Low temperature AlCu planarization by PVD AlCuGe alloys: Invited lecture

Abstract

This paper describes a low temperature reflow of AlCU alloys by incorporating Germanium in the film. Germanium is added in AlCu alloys by reacting GeH 4 with the films. The Al-alloy reflow occurs due to formation of low melting point eutectic with Germanium. This technique results in a low cost process for filling high aspect ratio vias/lines with Al-based alloys with improved damascene capability. This is achieved at temperatures below 400°C by reacting Germane (GeH 4) with AlCu alloys deposited by conventional techniques which result in voids, gaps and poor filling. Using such a process it is demonstrated that high aspect ratio vias with large undercuts can also be filled without voids. Also it is possible to partially fill the vias with low pressure sputtering followed by Germane reactions. This reaction eliminates overhangs and fills vias with AlCuGe. The low temperature provides the capability to form a multilevel homogeneous Al-alloy via/line structure without degrading the resistance of underlying interconnects.
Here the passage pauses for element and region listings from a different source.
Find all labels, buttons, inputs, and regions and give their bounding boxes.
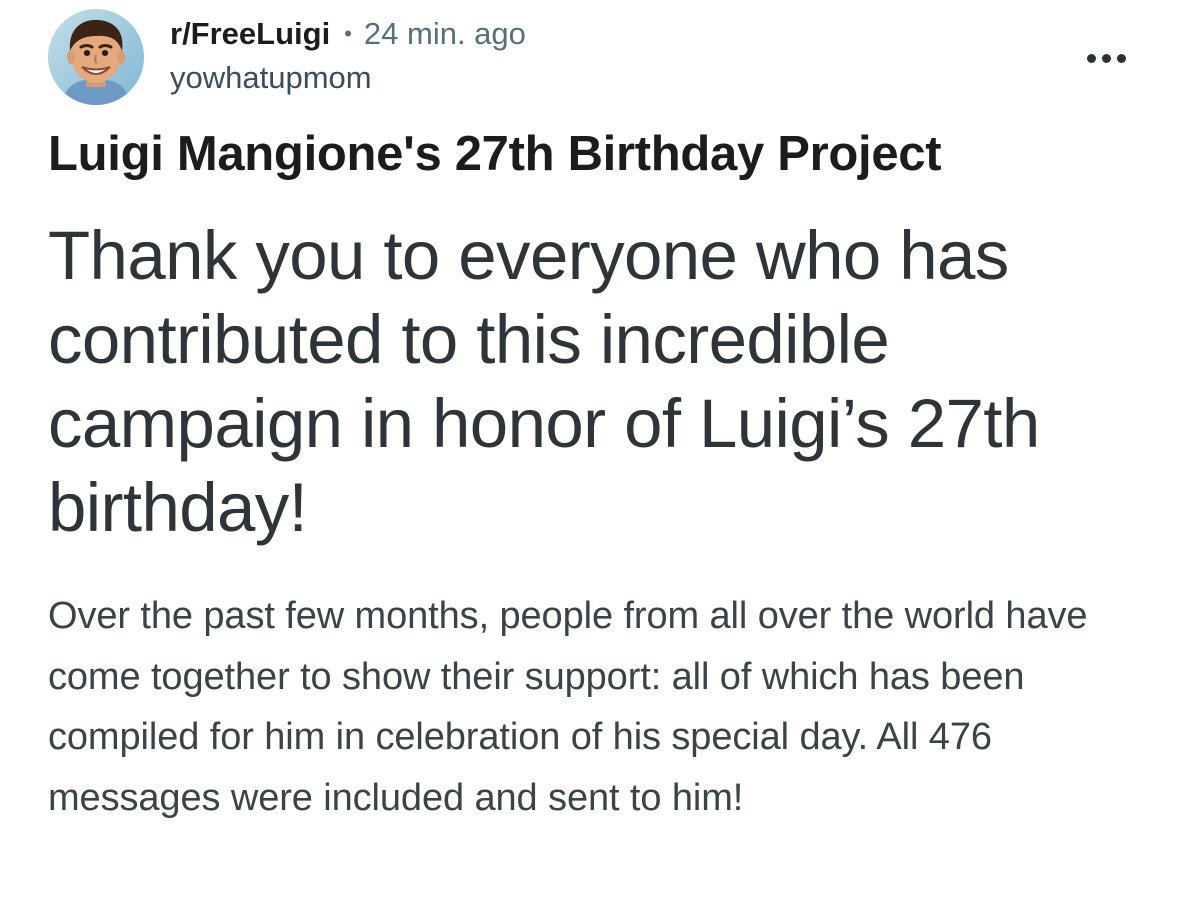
ellipsis-icon [1101, 53, 1111, 63]
post-body-text: Over the past few months, people from al… [48, 595, 1088, 819]
avatar-face-icon [48, 9, 144, 105]
user-avatar[interactable] [48, 9, 144, 105]
subreddit-link[interactable]: r/FreeLuigi [170, 16, 330, 52]
post-card: r/FreeLuigi • 24 min. ago yowhatupmom Lu… [0, 0, 1179, 904]
meta-separator: • [344, 21, 352, 46]
post-body-heading: Thank you to everyone who has contribute… [48, 217, 1040, 546]
ellipsis-icon [1086, 53, 1096, 63]
more-options-button[interactable] [1074, 38, 1138, 78]
post-timestamp: 24 min. ago [363, 16, 526, 51]
post-title[interactable]: Luigi Mangione's 27th Birthday Project [48, 124, 1138, 184]
author-username[interactable]: yowhatupmom [170, 60, 372, 96]
ellipsis-icon [1116, 53, 1126, 63]
post-meta: r/FreeLuigi • 24 min. ago [170, 12, 526, 56]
The reliability data shows that AlCuGe via/interconnect structure deposited by this method is at least “1.5X” better electromigration life time ( t 50) to that of hot sputtered AlCu (deposited at 535°C) and almost “2X ” to that of conventionally used CVD W stud/AlCu interconnect structure. The improvement in the reliability may be attributed to filling without voids high aspect ratio sub-half micron vias with low resistivity metal such as AlCuGe at temperatures well below 400°C. Since this technique does not rely on the wetting layer or the diffusion barrier a lower sheet resistance of AlCuGe line is achieved compared to high temperature reflow processes. Also the reaction between Al and GeH 4 takes place uniformly resulting in reproducible contact resistance. Most importantly it is possible to achieve “high open-short yields” of comb-serpentine structures, and via chains of difficult to polish materials like AlCu using a “damascene” process.